Musculoskeletal: bone, joint, and/or muscle pain, occasionally severe, and incapacitating [see WARNINGS AND PRECAUTIONS]; joint swelling; low-energy femoral shaft and subtrochanteric fractures [see WARNINGS AND PRECAUTIONS].
Nervous System: dizziness and vertigo.
Pulmonary: acute asthma exacerbations.
Skin: rash (occasionally with photosensitivity), pruritus, alopecia, severe skin reactions, including Stevens-Johnson syndrome and toxic epidermal necrolysis.

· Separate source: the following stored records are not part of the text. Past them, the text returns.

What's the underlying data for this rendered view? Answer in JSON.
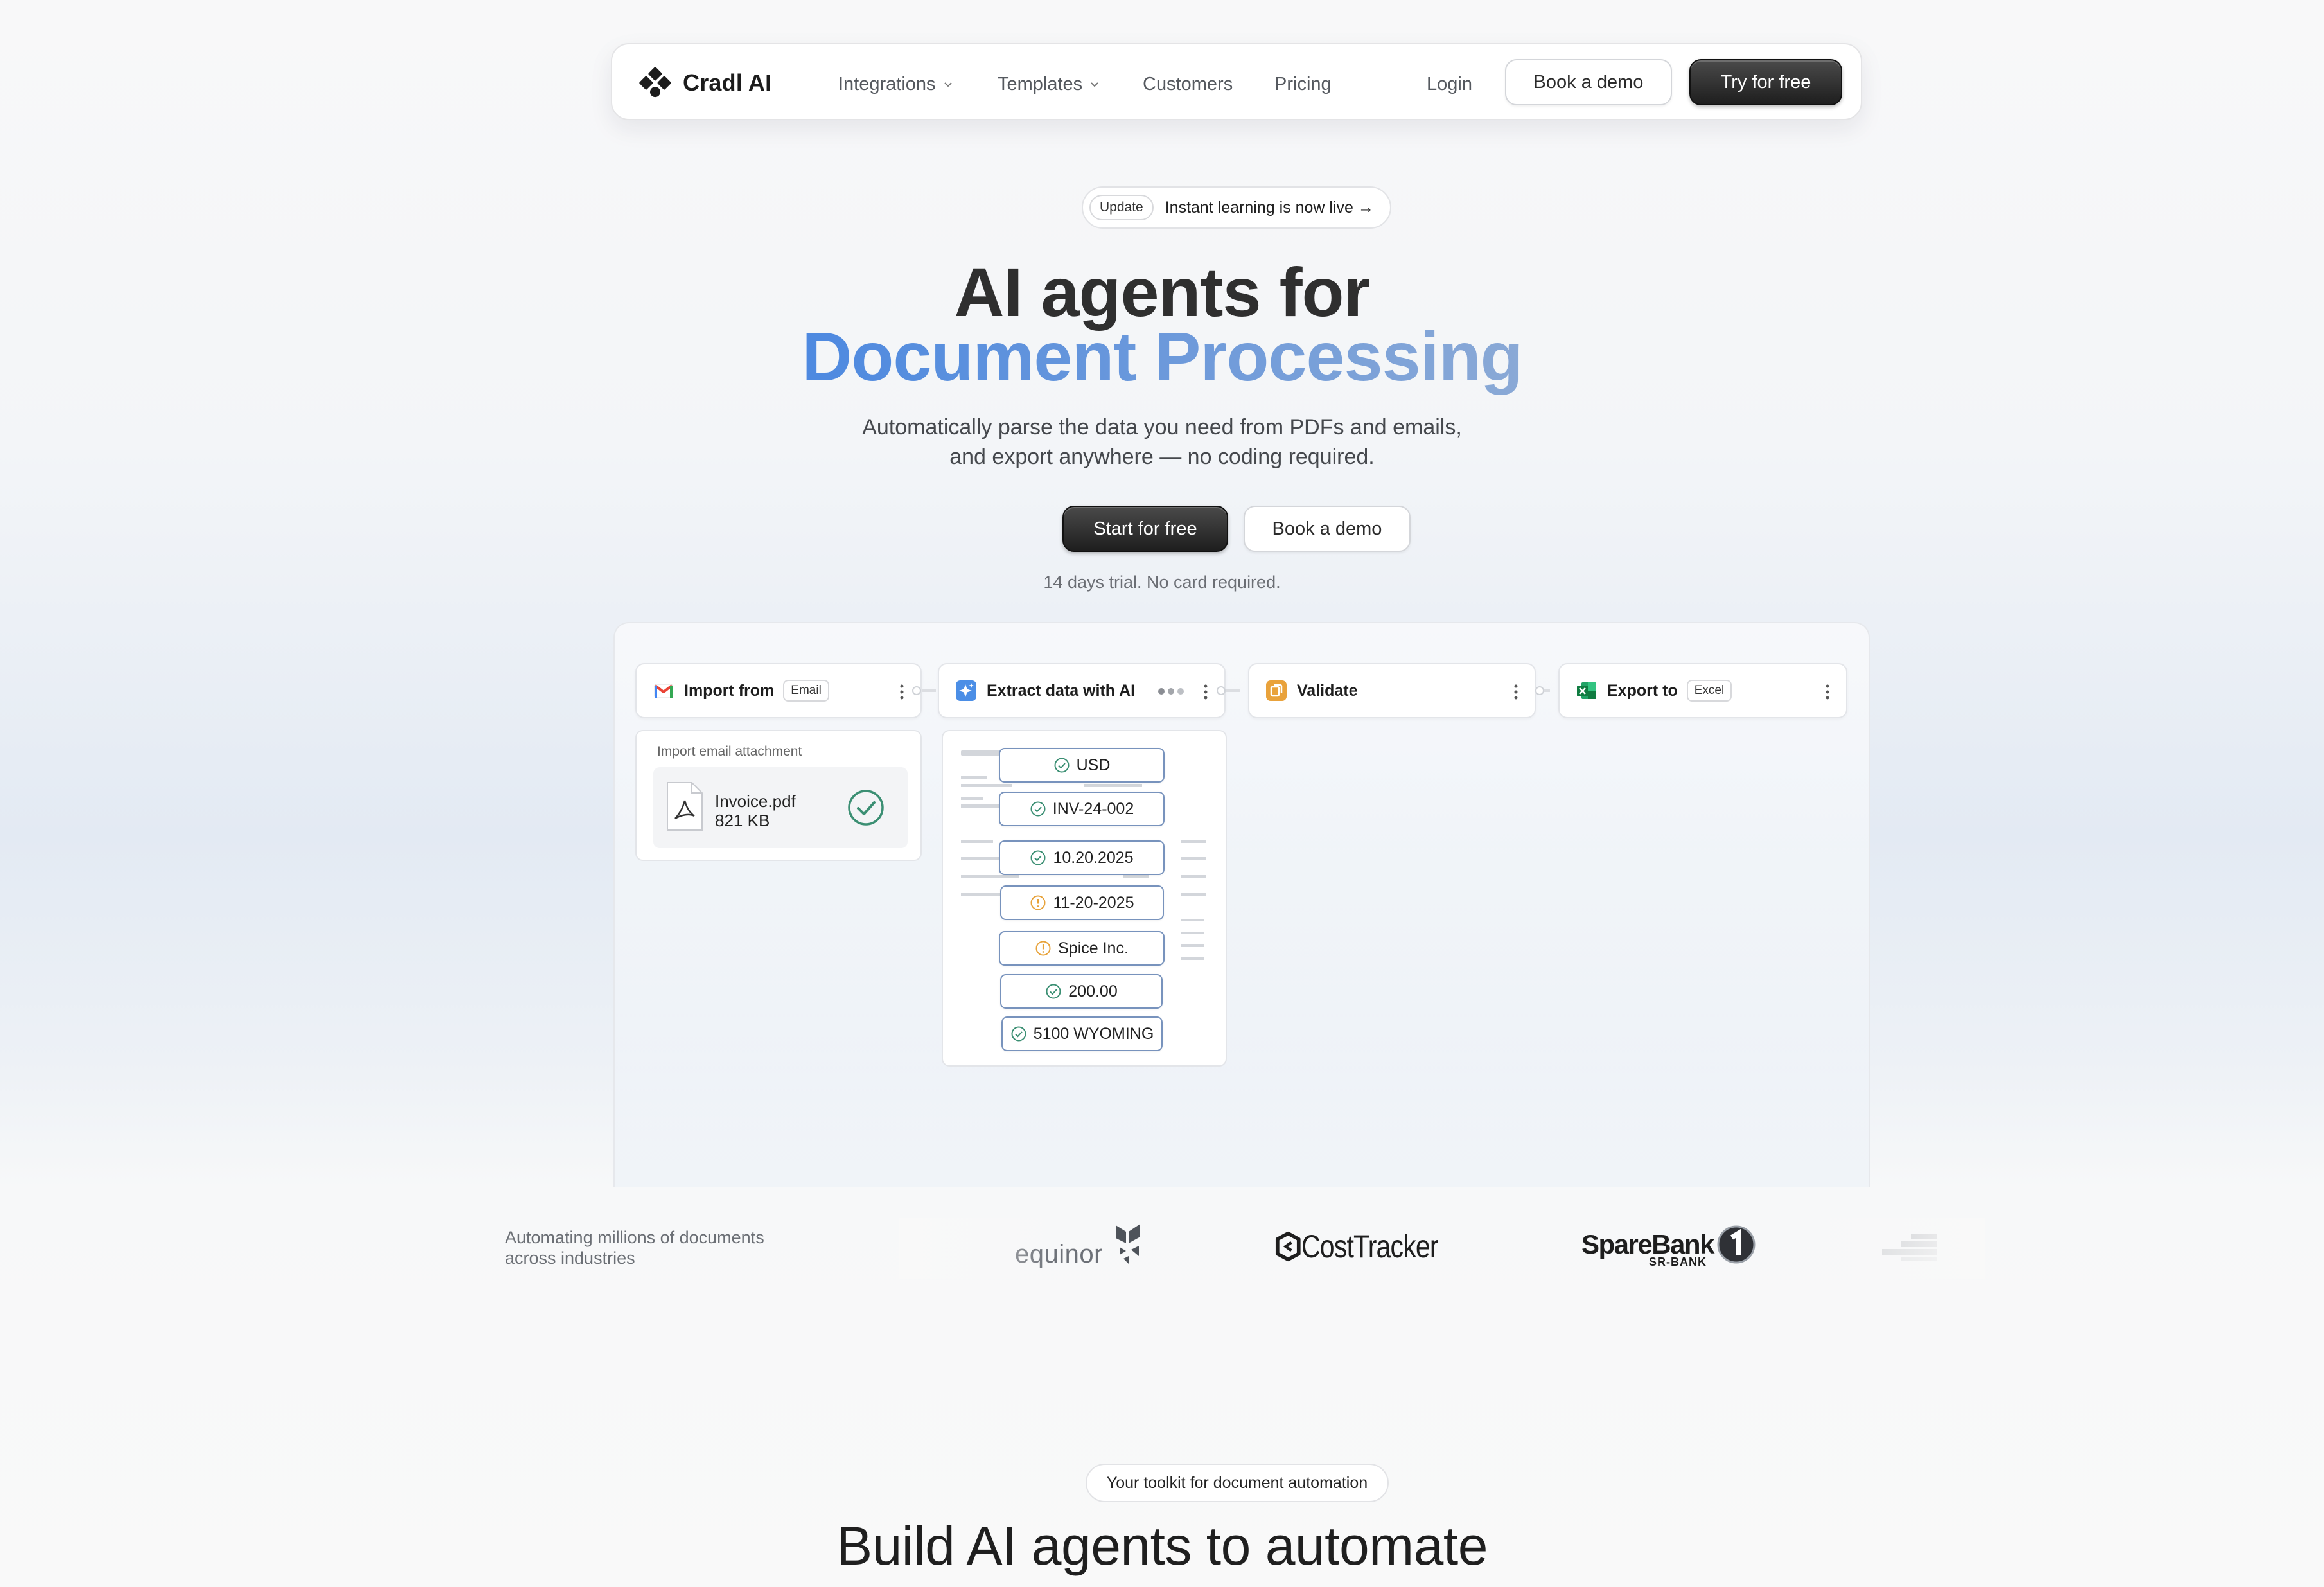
{
  "nav": {
    "brand": "Cradl AI",
    "links": [
      {
        "label": "Integrations",
        "dropdown": true
      },
      {
        "label": "Templates",
        "dropdown": true
      },
      {
        "label": "Customers",
        "dropdown": false
      },
      {
        "label": "Pricing",
        "dropdown": false
      }
    ],
    "login": "Login",
    "book_demo": "Book a demo",
    "try_free": "Try for free"
  },
  "hero": {
    "badge": "Update",
    "announcement": "Instant learning is now live →",
    "title_line1": "AI agents for",
    "title_line2": "Document Processing",
    "subtitle_line1": "Automatically parse the data you need from PDFs and emails,",
    "subtitle_line2": "and export anywhere — no coding required.",
    "cta_primary": "Start for free",
    "cta_secondary": "Book a demo",
    "trial_note": "14 days trial. No card required."
  },
  "workflow": {
    "steps": [
      {
        "label": "Import from",
        "tag": "Email",
        "icon": "gmail-icon"
      },
      {
        "label": "Extract data with AI",
        "icon": "sparkle-icon"
      },
      {
        "label": "Validate",
        "icon": "validate-icon"
      },
      {
        "label": "Export to",
        "tag": "Excel",
        "icon": "excel-icon"
      }
    ],
    "import_caption": "Import email attachment",
    "file": {
      "name": "Invoice.pdf",
      "size": "821 KB"
    },
    "extracted_fields": [
      {
        "value": "USD",
        "status": "ok"
      },
      {
        "value": "INV-24-002",
        "status": "ok"
      },
      {
        "value": "10.20.2025",
        "status": "ok"
      },
      {
        "value": "11-20-2025",
        "status": "warn"
      },
      {
        "value": "Spice Inc.",
        "status": "warn"
      },
      {
        "value": "200.00",
        "status": "ok"
      },
      {
        "value": "5100 WYOMING",
        "status": "ok"
      }
    ],
    "status_colors": {
      "ok": "#3b8f73",
      "warn": "#e7a23a"
    }
  },
  "logos": {
    "caption_line1": "Automating millions of documents",
    "caption_line2": "across industries",
    "items": [
      "equinor",
      "CostTracker",
      "SpareBank",
      "SR-BANK"
    ]
  },
  "toolkit": {
    "pill": "Your toolkit for document automation",
    "heading": "Build AI agents to automate"
  },
  "colors": {
    "accent_blue": "#4d89e0",
    "dark_button": "#1e1e1e"
  }
}
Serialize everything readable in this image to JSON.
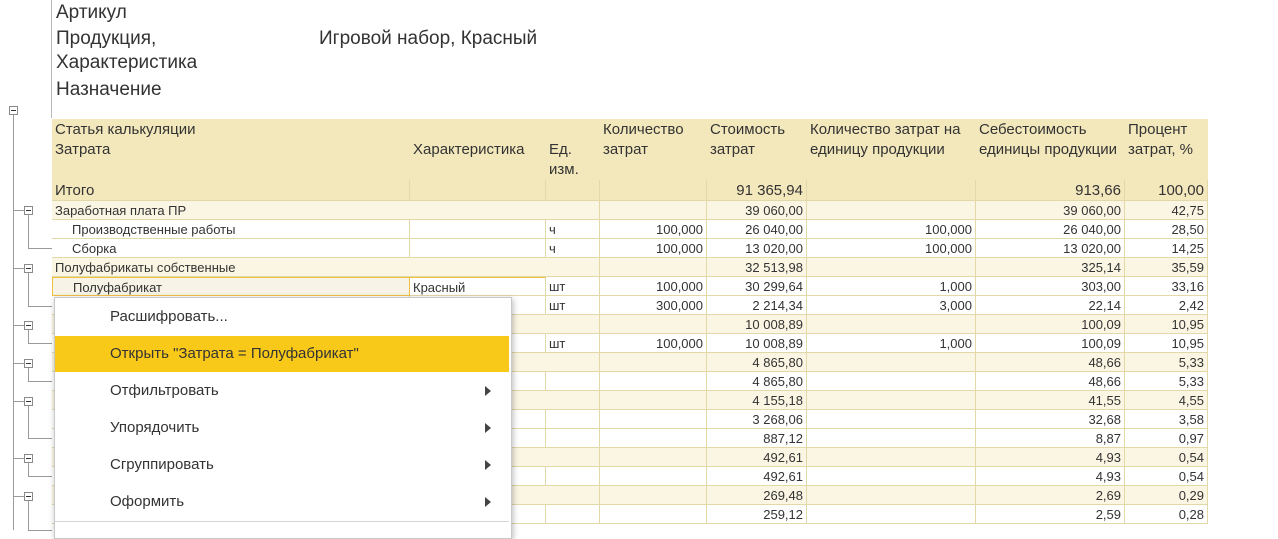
{
  "report": {
    "fields": {
      "article_label": "Артикул",
      "product_label_line1": "Продукция,",
      "product_label_line2": "Характеристика",
      "product_value": "Игровой набор, Красный",
      "purpose_label": "Назначение"
    },
    "columns": {
      "item": "Статья калькуляции",
      "cost": "Затрата",
      "characteristic": "Характеристика",
      "unit": "Ед. изм.",
      "qty": "Количество затрат",
      "amount": "Стоимость затрат",
      "qty_per_unit": "Количество затрат на единицу продукции",
      "unit_cost": "Себестоимость единицы продукции",
      "percent": "Процент затрат, %"
    },
    "rows": [
      {
        "type": "total",
        "name": "Итого",
        "char": "",
        "unit": "",
        "qty": "",
        "amount": "91 365,94",
        "qpu": "",
        "ucost": "913,66",
        "pct": "100,00"
      },
      {
        "type": "group",
        "name": "Заработная плата ПР",
        "char": "",
        "unit": "",
        "qty": "",
        "amount": "39 060,00",
        "qpu": "",
        "ucost": "39 060,00",
        "pct": "42,75"
      },
      {
        "type": "item",
        "name": "Производственные работы",
        "char": "",
        "unit": "ч",
        "qty": "100,000",
        "amount": "26 040,00",
        "qpu": "100,000",
        "ucost": "26 040,00",
        "pct": "28,50"
      },
      {
        "type": "item",
        "name": "Сборка",
        "char": "",
        "unit": "ч",
        "qty": "100,000",
        "amount": "13 020,00",
        "qpu": "100,000",
        "ucost": "13 020,00",
        "pct": "14,25"
      },
      {
        "type": "group",
        "name": "Полуфабрикаты собственные",
        "char": "",
        "unit": "",
        "qty": "",
        "amount": "32 513,98",
        "qpu": "",
        "ucost": "325,14",
        "pct": "35,59"
      },
      {
        "type": "item",
        "name": "Полуфабрикат",
        "char": "Красный",
        "unit": "шт",
        "qty": "100,000",
        "amount": "30 299,64",
        "qpu": "1,000",
        "ucost": "303,00",
        "pct": "33,16"
      },
      {
        "type": "item",
        "name": "",
        "char": "",
        "unit": "шт",
        "qty": "300,000",
        "amount": "2 214,34",
        "qpu": "3,000",
        "ucost": "22,14",
        "pct": "2,42"
      },
      {
        "type": "group",
        "name": "",
        "char": "",
        "unit": "",
        "qty": "",
        "amount": "10 008,89",
        "qpu": "",
        "ucost": "100,09",
        "pct": "10,95"
      },
      {
        "type": "item",
        "name": "",
        "char": "",
        "unit": "шт",
        "qty": "100,000",
        "amount": "10 008,89",
        "qpu": "1,000",
        "ucost": "100,09",
        "pct": "10,95"
      },
      {
        "type": "group",
        "name": "",
        "char": "",
        "unit": "",
        "qty": "",
        "amount": "4 865,80",
        "qpu": "",
        "ucost": "48,66",
        "pct": "5,33"
      },
      {
        "type": "item",
        "name": "",
        "char": "",
        "unit": "",
        "qty": "",
        "amount": "4 865,80",
        "qpu": "",
        "ucost": "48,66",
        "pct": "5,33"
      },
      {
        "type": "group",
        "name": "",
        "char": "",
        "unit": "",
        "qty": "",
        "amount": "4 155,18",
        "qpu": "",
        "ucost": "41,55",
        "pct": "4,55"
      },
      {
        "type": "item",
        "name": "",
        "char": "",
        "unit": "",
        "qty": "",
        "amount": "3 268,06",
        "qpu": "",
        "ucost": "32,68",
        "pct": "3,58"
      },
      {
        "type": "item",
        "name": "",
        "char": "",
        "unit": "",
        "qty": "",
        "amount": "887,12",
        "qpu": "",
        "ucost": "8,87",
        "pct": "0,97"
      },
      {
        "type": "group",
        "name": "",
        "char": "",
        "unit": "",
        "qty": "",
        "amount": "492,61",
        "qpu": "",
        "ucost": "4,93",
        "pct": "0,54"
      },
      {
        "type": "item",
        "name": "",
        "char": "",
        "unit": "",
        "qty": "",
        "amount": "492,61",
        "qpu": "",
        "ucost": "4,93",
        "pct": "0,54"
      },
      {
        "type": "group",
        "name": "",
        "char": "",
        "unit": "",
        "qty": "",
        "amount": "269,48",
        "qpu": "",
        "ucost": "2,69",
        "pct": "0,29"
      },
      {
        "type": "item",
        "name": "",
        "char": "",
        "unit": "",
        "qty": "",
        "amount": "259,12",
        "qpu": "",
        "ucost": "2,59",
        "pct": "0,28"
      }
    ]
  },
  "context_menu": {
    "items": [
      {
        "label": "Расшифровать...",
        "submenu": false,
        "active": false
      },
      {
        "label": "Открыть \"Затрата = Полуфабрикат\"",
        "submenu": false,
        "active": true
      },
      {
        "label": "Отфильтровать",
        "submenu": true,
        "active": false
      },
      {
        "label": "Упорядочить",
        "submenu": true,
        "active": false
      },
      {
        "label": "Сгруппировать",
        "submenu": true,
        "active": false
      },
      {
        "label": "Оформить",
        "submenu": true,
        "active": false
      }
    ]
  },
  "colors": {
    "header_bg": "#f3e8bc",
    "group_bg": "#fbf6e3",
    "total_bg": "#f3e8bc",
    "grid": "#e3d8a8",
    "menu_active": "#f9c919"
  }
}
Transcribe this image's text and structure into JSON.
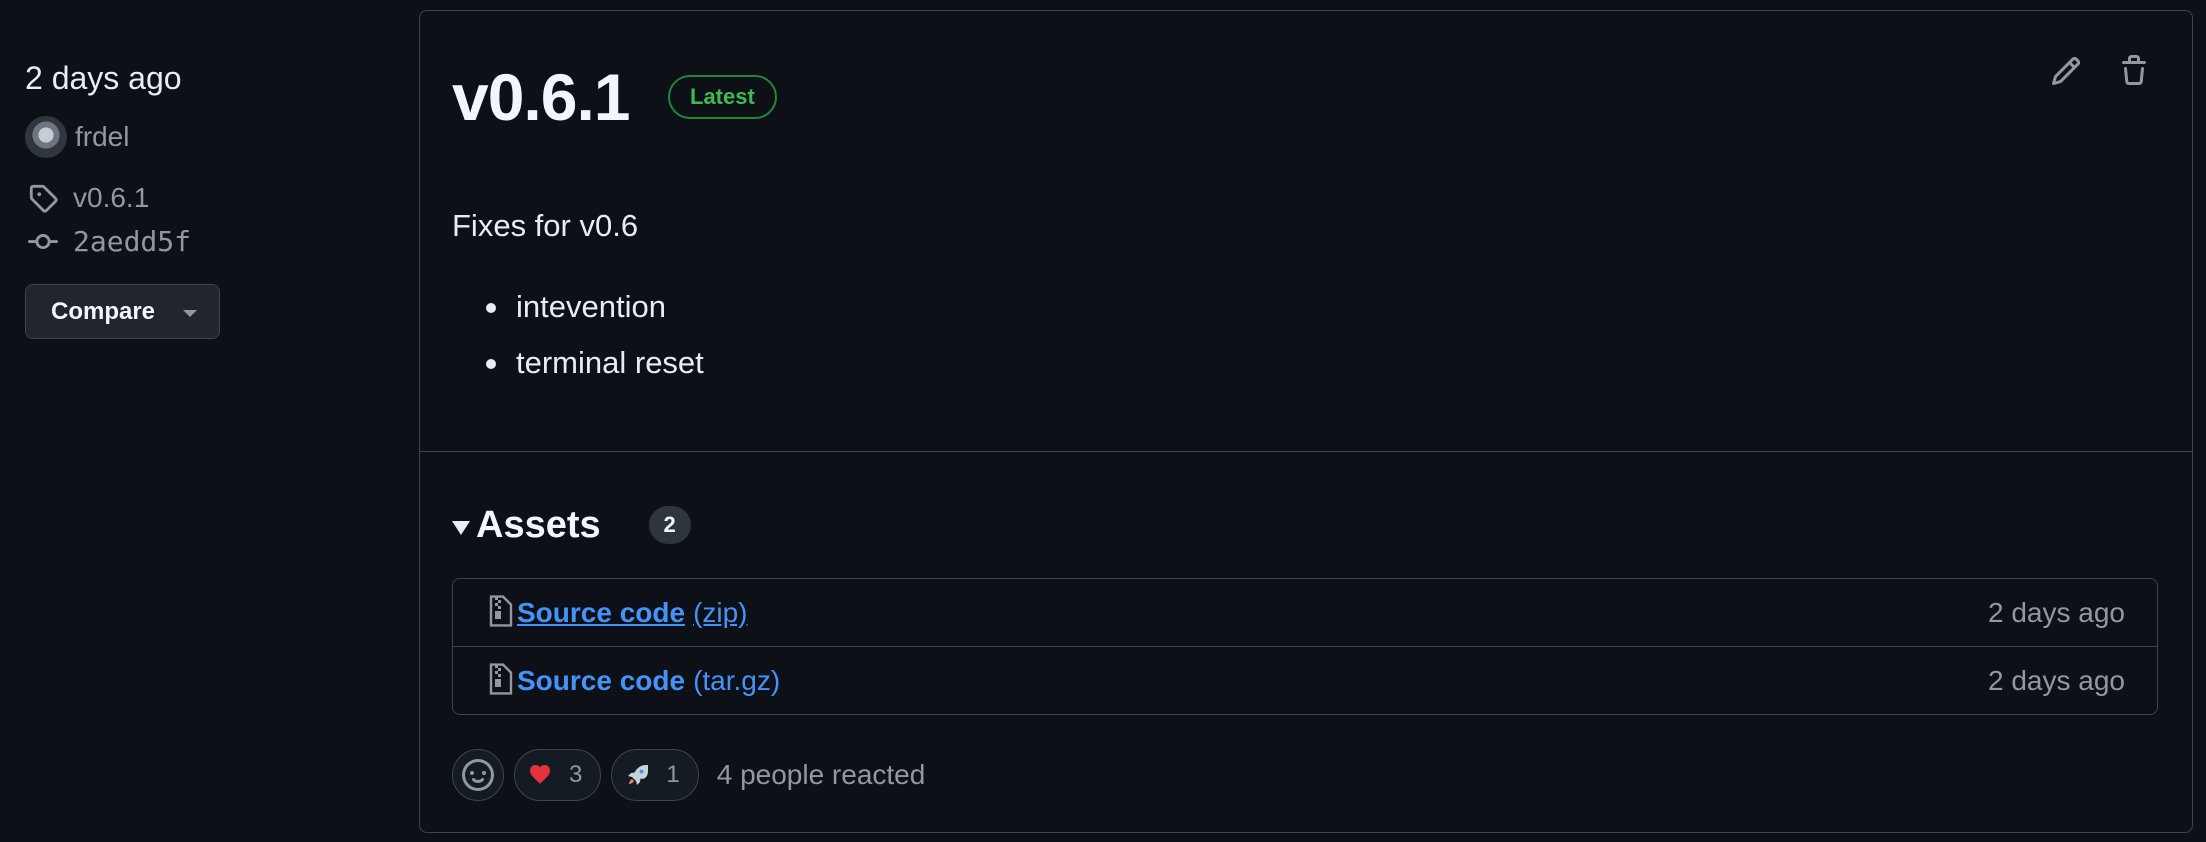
{
  "sidebar": {
    "date": "2 days ago",
    "author": "frdel",
    "tag": "v0.6.1",
    "commit": "2aedd5f",
    "compare_label": "Compare"
  },
  "release": {
    "version": "v0.6.1",
    "badge": "Latest",
    "notes_title": "Fixes for v0.6",
    "notes_items": [
      "intevention",
      "terminal reset"
    ]
  },
  "assets": {
    "title": "Assets",
    "count": "2",
    "items": [
      {
        "name": "Source code",
        "ext": "(zip)",
        "time": "2 days ago"
      },
      {
        "name": "Source code",
        "ext": "(tar.gz)",
        "time": "2 days ago"
      }
    ]
  },
  "reactions": {
    "items": [
      {
        "icon": "heart-icon",
        "count": "3"
      },
      {
        "icon": "rocket-icon",
        "count": "1"
      }
    ],
    "summary": "4 people reacted"
  },
  "colors": {
    "background": "#0d1117",
    "link": "#4493f8",
    "latest_badge": "#3fb950",
    "border": "#3d444d"
  }
}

Special Senses: uveitis, scleritis or episcleritis.
Warnings
Included as part of the PRECAUTIONS section.
What is alendronate and cholecalciferol (fosamax plus d)?
Alendronate is in the group of medicines called bisphosphonates (bis FOS fo nayts). It alters the cycle of bone formation and breakdown in the body. Alendronate slows bone loss while increasing bone mass, which may prevent bone fractures.
Cholecalciferol is a form of vitamin D, and is important for the absorption of calcium from the stomach and for the functioning of calcium in the body.
Alendronate and cholecalciferol is used to treat and prevent osteoporosis.
Alendronate and cholecalciferol may also be used for purposes not listed in this medication guide.